Friday 4 August 2017

Thirteen Reasons Why


Judul : Thirteen Reasons Why
Penulis : Jay Asher
Tebal : 288 halaman
Penerbit : Penguins

You can't stop the future.

You can't rewind the past.

The only way to learn the secret is to press play.

Clay Jensen returns home to find a strange package with his name on it. Inside he discovers several cassette tapes recorded by Hannah Baker – his classmate and first love – who committed suicide two weeks earlier.

Hannah's voice explains there are thirteen reasons why she killed herself. Clay is one of them. If he listens, he'll find out why.

All through the night, Clay keeps listening – and what he discovers changes his life... forever.
 


Review:
Saya sudah menimbun buku ini lama sekali. Sebenarnya saya kurang tertarik baca karena ceritanya lumayan jelas. Tentang orang yang bunuh diri dan mewariskan kaset kepada orang-orang yang berperan dalam pembunuhannya. Tidak tahu kenapa saya merasa tindakan itu terkesan seperti menarik perhatian. Tapi siapa saya untuk menghakimi seperti itu? 

Lalu buku ini dibikin film serian. Kelemahan saya banget. Sebelum nonton, saya harus baca dulu. Jadi, akhirnya saya membaca buku ini.

Buku ini enak sekali dibacanya. Mudah dan mengalir. Bahasanya sederhana dan langsung ke titik masalah. 

Ceritanya tentang Hannah Baker, seorang remaja yang bunuh diri. Kebetulan dia adalah cewek yang disukai si tokoh utama, Clay Jensen (nama belakangnya bagusssss!!!).
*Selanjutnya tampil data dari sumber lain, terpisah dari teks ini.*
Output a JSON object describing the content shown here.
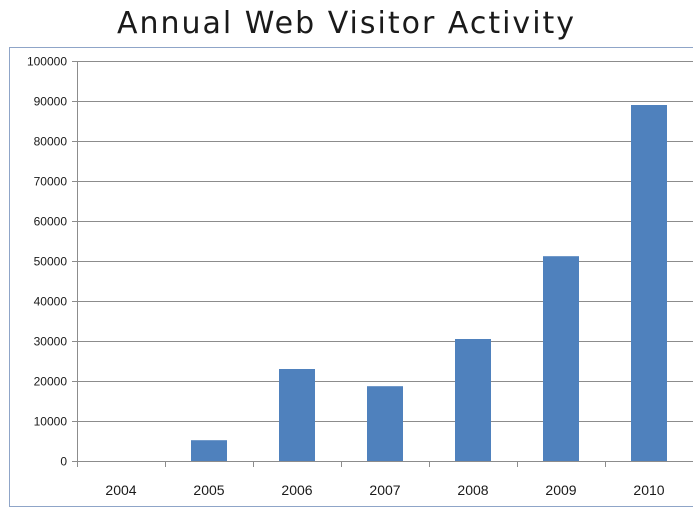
{
  "chart_data": {
    "type": "bar",
    "title": "Annual Web Visitor Activity",
    "xlabel": "",
    "ylabel": "",
    "categories": [
      "2004",
      "2005",
      "2006",
      "2007",
      "2008",
      "2009",
      "2010"
    ],
    "values": [
      0,
      5200,
      23000,
      18700,
      30500,
      51200,
      89000
    ],
    "ylim": [
      0,
      100000
    ],
    "yticks": [
      0,
      10000,
      20000,
      30000,
      40000,
      50000,
      60000,
      70000,
      80000,
      90000,
      100000
    ],
    "ytick_labels": [
      "0",
      "10000",
      "20000",
      "30000",
      "40000",
      "50000",
      "60000",
      "70000",
      "80000",
      "90000",
      "100000"
    ],
    "grid": true,
    "bar_color": "#4f81bd",
    "grid_color": "#8c8c8c",
    "legend": "none"
  }
}
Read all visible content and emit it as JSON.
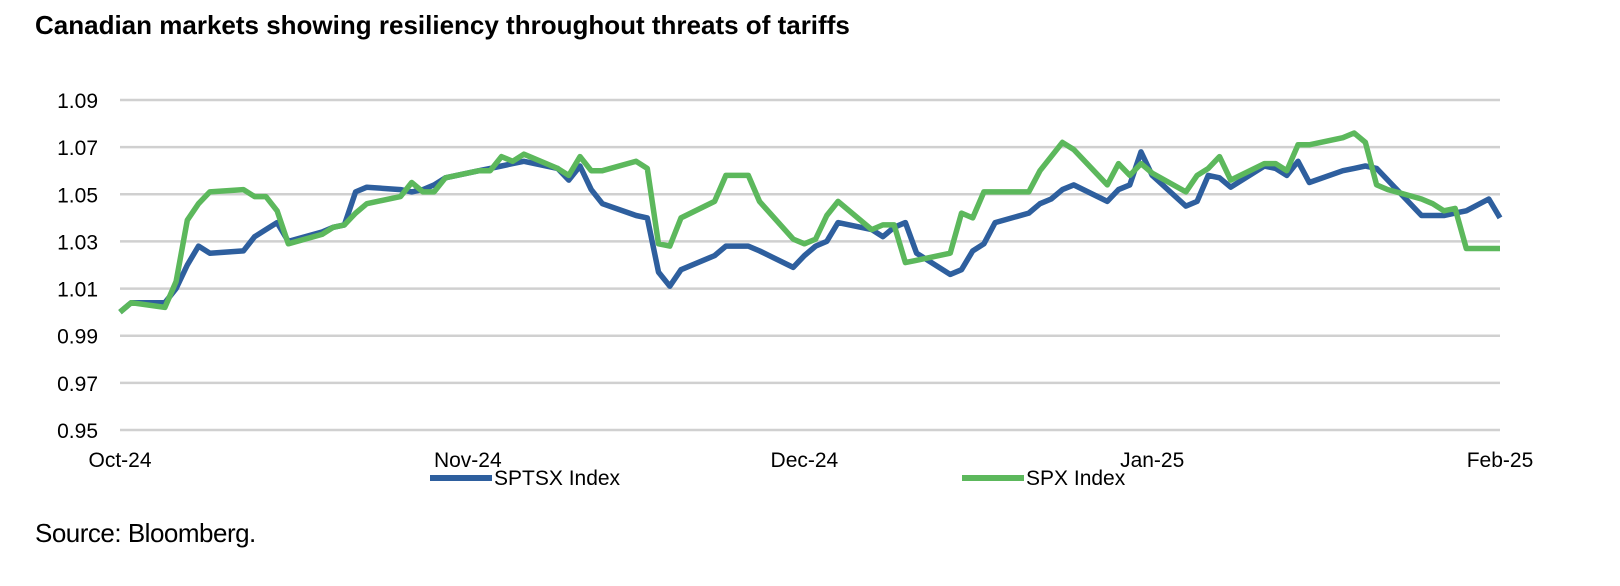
{
  "chart_data": {
    "type": "line",
    "title": "Canadian markets showing resiliency throughout threats of tariffs",
    "xlabel": "",
    "ylabel": "",
    "ylim": [
      0.95,
      1.09
    ],
    "yticks": [
      "1.09",
      "1.07",
      "1.05",
      "1.03",
      "1.01",
      "0.99",
      "0.97",
      "0.95"
    ],
    "ytick_values": [
      1.09,
      1.07,
      1.05,
      1.03,
      1.01,
      0.99,
      0.97,
      0.95
    ],
    "xlim": [
      0,
      123
    ],
    "xtick_labels": [
      "Oct-24",
      "Nov-24",
      "Dec-24",
      "Jan-25",
      "Feb-25"
    ],
    "xtick_values": [
      0,
      31,
      61,
      92,
      123
    ],
    "grid": true,
    "legend_position": "bottom",
    "x": [
      0,
      1,
      4,
      5,
      6,
      7,
      8,
      11,
      12,
      13,
      14,
      15,
      18,
      19,
      20,
      21,
      22,
      25,
      26,
      27,
      28,
      29,
      32,
      33,
      34,
      35,
      36,
      39,
      40,
      41,
      42,
      43,
      46,
      47,
      48,
      49,
      50,
      53,
      54,
      55,
      56,
      57,
      60,
      61,
      62,
      63,
      64,
      67,
      68,
      69,
      70,
      71,
      74,
      75,
      76,
      77,
      78,
      81,
      82,
      83,
      84,
      85,
      88,
      89,
      90,
      91,
      92,
      95,
      96,
      97,
      98,
      99,
      102,
      103,
      104,
      105,
      106,
      109,
      110,
      111,
      112,
      113,
      116,
      117,
      118,
      119,
      120,
      122,
      123
    ],
    "series": [
      {
        "name": "SPTSX Index",
        "color": "#2e5f9e",
        "values": [
          1.0,
          1.004,
          1.004,
          1.01,
          1.02,
          1.028,
          1.025,
          1.026,
          1.032,
          1.035,
          1.038,
          1.03,
          1.034,
          1.036,
          1.037,
          1.051,
          1.053,
          1.052,
          1.051,
          1.052,
          1.054,
          1.057,
          1.06,
          1.061,
          1.062,
          1.063,
          1.064,
          1.061,
          1.056,
          1.062,
          1.052,
          1.046,
          1.041,
          1.04,
          1.017,
          1.011,
          1.018,
          1.024,
          1.028,
          1.028,
          1.028,
          1.026,
          1.019,
          1.024,
          1.028,
          1.03,
          1.038,
          1.035,
          1.032,
          1.036,
          1.038,
          1.025,
          1.016,
          1.018,
          1.026,
          1.029,
          1.038,
          1.042,
          1.046,
          1.048,
          1.052,
          1.054,
          1.047,
          1.052,
          1.054,
          1.068,
          1.058,
          1.045,
          1.047,
          1.058,
          1.057,
          1.053,
          1.062,
          1.061,
          1.058,
          1.064,
          1.055,
          1.06,
          1.061,
          1.062,
          1.061,
          1.056,
          1.041,
          1.041,
          1.041,
          1.042,
          1.043,
          1.048,
          1.04
        ]
      },
      {
        "name": "SPX Index",
        "color": "#5cb85c",
        "values": [
          1.0,
          1.004,
          1.002,
          1.013,
          1.039,
          1.046,
          1.051,
          1.052,
          1.049,
          1.049,
          1.043,
          1.029,
          1.033,
          1.036,
          1.037,
          1.042,
          1.046,
          1.049,
          1.055,
          1.051,
          1.051,
          1.057,
          1.06,
          1.06,
          1.066,
          1.064,
          1.067,
          1.061,
          1.058,
          1.066,
          1.06,
          1.06,
          1.064,
          1.061,
          1.029,
          1.028,
          1.04,
          1.047,
          1.058,
          1.058,
          1.058,
          1.047,
          1.031,
          1.029,
          1.031,
          1.041,
          1.047,
          1.035,
          1.037,
          1.037,
          1.021,
          1.022,
          1.025,
          1.042,
          1.04,
          1.051,
          1.051,
          1.051,
          1.06,
          1.066,
          1.072,
          1.069,
          1.054,
          1.063,
          1.058,
          1.063,
          1.059,
          1.051,
          1.058,
          1.061,
          1.066,
          1.056,
          1.063,
          1.063,
          1.06,
          1.071,
          1.071,
          1.074,
          1.076,
          1.072,
          1.054,
          1.052,
          1.048,
          1.046,
          1.043,
          1.044,
          1.027,
          1.027,
          1.027
        ]
      }
    ]
  },
  "source_note": "Source: Bloomberg."
}
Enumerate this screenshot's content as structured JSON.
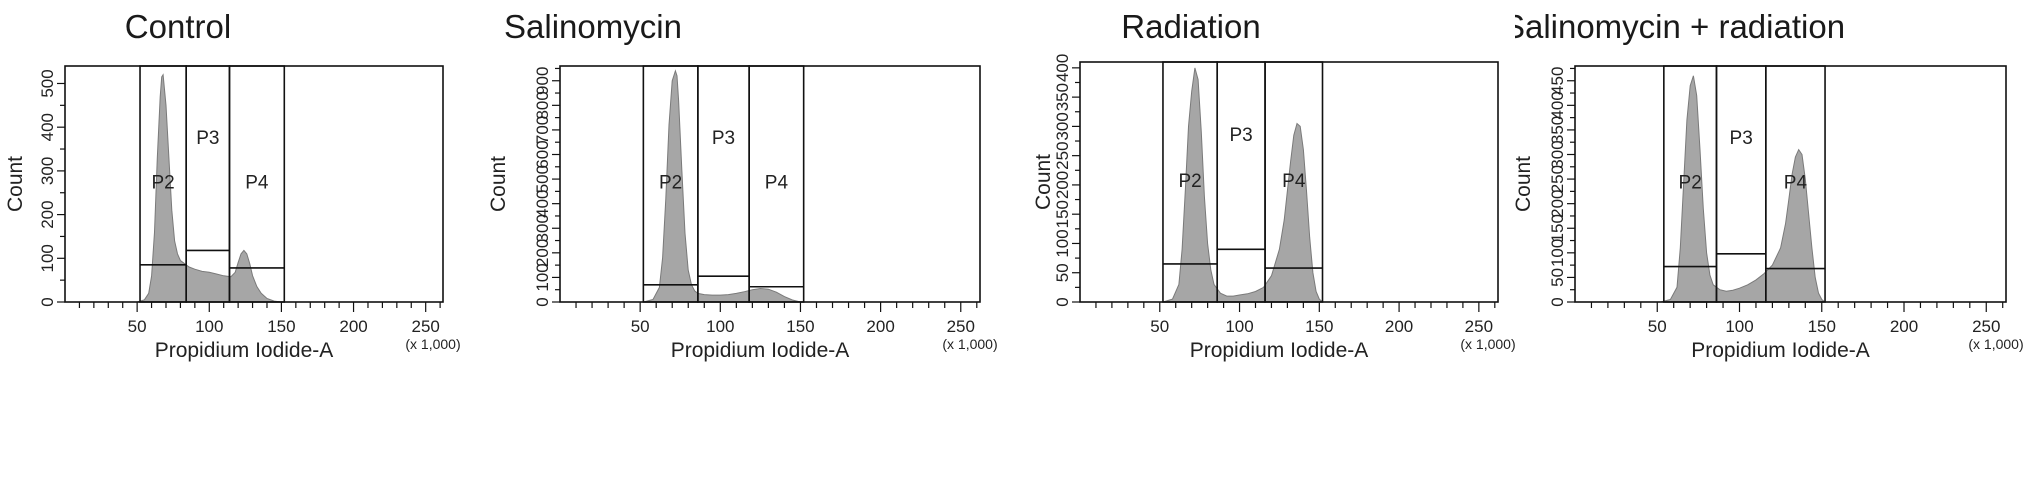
{
  "chart_data": [
    {
      "type": "area",
      "title": "Control",
      "xlabel": "Propidium Iodide-A",
      "x_unit": "(x 1,000)",
      "ylabel": "Count",
      "xlim": [
        0,
        262
      ],
      "ylim": [
        0,
        540
      ],
      "x_ticks": [
        50,
        100,
        150,
        200,
        250
      ],
      "y_ticks": [
        0,
        100,
        200,
        300,
        400,
        500
      ],
      "x": [
        50,
        55,
        58,
        60,
        62,
        64,
        66,
        67,
        68,
        70,
        72,
        74,
        76,
        78,
        80,
        82,
        84,
        86,
        90,
        95,
        100,
        105,
        110,
        115,
        118,
        120,
        122,
        124,
        126,
        128,
        130,
        133,
        136,
        140,
        145,
        150
      ],
      "y": [
        0,
        5,
        20,
        60,
        160,
        330,
        470,
        515,
        520,
        450,
        330,
        210,
        140,
        110,
        95,
        90,
        85,
        80,
        75,
        70,
        68,
        64,
        60,
        58,
        68,
        90,
        110,
        118,
        110,
        88,
        60,
        35,
        20,
        8,
        2,
        0
      ],
      "gates": [
        {
          "name": "P2",
          "x": [
            52,
            84
          ],
          "y": 85
        },
        {
          "name": "P3",
          "x": [
            84,
            114
          ],
          "y": 118
        },
        {
          "name": "P4",
          "x": [
            114,
            152
          ],
          "y": 78
        }
      ]
    },
    {
      "type": "area",
      "title": "Salinomycin",
      "xlabel": "Propidium Iodide-A",
      "x_unit": "(x 1,000)",
      "ylabel": "Count",
      "xlim": [
        0,
        262
      ],
      "ylim": [
        0,
        960
      ],
      "x_ticks": [
        50,
        100,
        150,
        200,
        250
      ],
      "y_ticks": [
        0,
        100,
        200,
        300,
        400,
        500,
        600,
        700,
        800,
        900
      ],
      "x": [
        52,
        58,
        62,
        64,
        66,
        68,
        70,
        72,
        73,
        74,
        76,
        78,
        80,
        82,
        84,
        86,
        90,
        95,
        100,
        105,
        110,
        115,
        120,
        125,
        130,
        135,
        140,
        145,
        150
      ],
      "y": [
        0,
        10,
        60,
        180,
        420,
        720,
        900,
        940,
        920,
        820,
        540,
        280,
        130,
        70,
        45,
        35,
        30,
        28,
        28,
        30,
        35,
        42,
        50,
        55,
        52,
        40,
        22,
        8,
        0
      ],
      "gates": [
        {
          "name": "P2",
          "x": [
            52,
            86
          ],
          "y": 70
        },
        {
          "name": "P3",
          "x": [
            86,
            118
          ],
          "y": 105
        },
        {
          "name": "P4",
          "x": [
            118,
            152
          ],
          "y": 62
        }
      ]
    },
    {
      "type": "area",
      "title": "Radiation",
      "xlabel": "Propidium Iodide-A",
      "x_unit": "(x 1,000)",
      "ylabel": "Count",
      "xlim": [
        0,
        262
      ],
      "ylim": [
        0,
        410
      ],
      "x_ticks": [
        50,
        100,
        150,
        200,
        250
      ],
      "y_ticks": [
        0,
        50,
        100,
        150,
        200,
        250,
        300,
        350,
        400
      ],
      "x": [
        52,
        58,
        62,
        64,
        66,
        68,
        70,
        72,
        74,
        76,
        78,
        80,
        82,
        84,
        88,
        92,
        96,
        100,
        105,
        110,
        115,
        120,
        125,
        128,
        130,
        132,
        134,
        136,
        138,
        140,
        142,
        144,
        146,
        148,
        150,
        152
      ],
      "y": [
        0,
        5,
        30,
        90,
        190,
        300,
        360,
        400,
        380,
        290,
        180,
        100,
        55,
        30,
        15,
        10,
        10,
        12,
        14,
        18,
        25,
        45,
        90,
        140,
        190,
        240,
        285,
        305,
        300,
        260,
        190,
        110,
        50,
        18,
        5,
        0
      ],
      "gates": [
        {
          "name": "P2",
          "x": [
            52,
            86
          ],
          "y": 65
        },
        {
          "name": "P3",
          "x": [
            86,
            116
          ],
          "y": 90
        },
        {
          "name": "P4",
          "x": [
            116,
            152
          ],
          "y": 58
        }
      ]
    },
    {
      "type": "area",
      "title": "Salinomycin + radiation",
      "xlabel": "Propidium Iodide-A",
      "x_unit": "(x 1,000)",
      "ylabel": "Count",
      "xlim": [
        0,
        262
      ],
      "ylim": [
        0,
        480
      ],
      "x_ticks": [
        50,
        100,
        150,
        200,
        250
      ],
      "y_ticks": [
        0,
        50,
        100,
        150,
        200,
        250,
        300,
        350,
        400,
        450
      ],
      "x": [
        52,
        58,
        62,
        64,
        66,
        68,
        70,
        72,
        74,
        76,
        78,
        80,
        82,
        84,
        88,
        92,
        96,
        100,
        105,
        110,
        115,
        120,
        125,
        128,
        130,
        132,
        134,
        136,
        138,
        140,
        142,
        144,
        146,
        148,
        150,
        152
      ],
      "y": [
        0,
        5,
        30,
        110,
        240,
        370,
        440,
        460,
        420,
        310,
        190,
        100,
        55,
        35,
        25,
        22,
        24,
        28,
        35,
        45,
        58,
        75,
        110,
        160,
        210,
        260,
        295,
        310,
        300,
        250,
        180,
        110,
        50,
        18,
        5,
        0
      ],
      "gates": [
        {
          "name": "P2",
          "x": [
            54,
            86
          ],
          "y": 72
        },
        {
          "name": "P3",
          "x": [
            86,
            116
          ],
          "y": 98
        },
        {
          "name": "P4",
          "x": [
            116,
            152
          ],
          "y": 68
        }
      ]
    }
  ]
}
Dari adegan awal, saya langsung dibawa masuk ke dalam cerita. Clay menerima kaset dan mendengar suara Hannah lewat kaset-kaset itu. 

Saya cukup suka dengan ide unik ini. Sisi gelap saya suka pada Hannah yang meneror orang-orang yang pernah mem-bully dia dengan kaset-kaset itu. Suara dari alam kematian. Tapi selain misteri bunuh dirinya, saya tidak terlalu penasaran dengan hal lainnya. Semua tokohnya terkesan tidak nyata karena saya hanya mengenal mereka dari sisi Hannah. Saya tidak tahu alasan atau motivasi mereka di belakang itu. Clay juga bukan karakter yang menonjol. Dia terlalu pasif dan seperti tidak punya passion. Sebagai tokoh utama, dia tidak menarik. 

Endingnya terlalu asal buat saya. Tokoh lain muncul secara tiba-tiba dan dibuat menggantung begitu saja. Memang sih, kesannya puitis dan melambangkan kesempatan kedua. Tapi saya kurang suka ending seperti itu. 

Dan... saya sudah nonton filmnya. Jauh lebih bagus dan detail. Saya bisa mengenal setiap karakternya dengan lebih baik dan bahkan bersimpati dengan mereka. Keren. Jarang-jarang saya bilang film lebih bagus dari buku.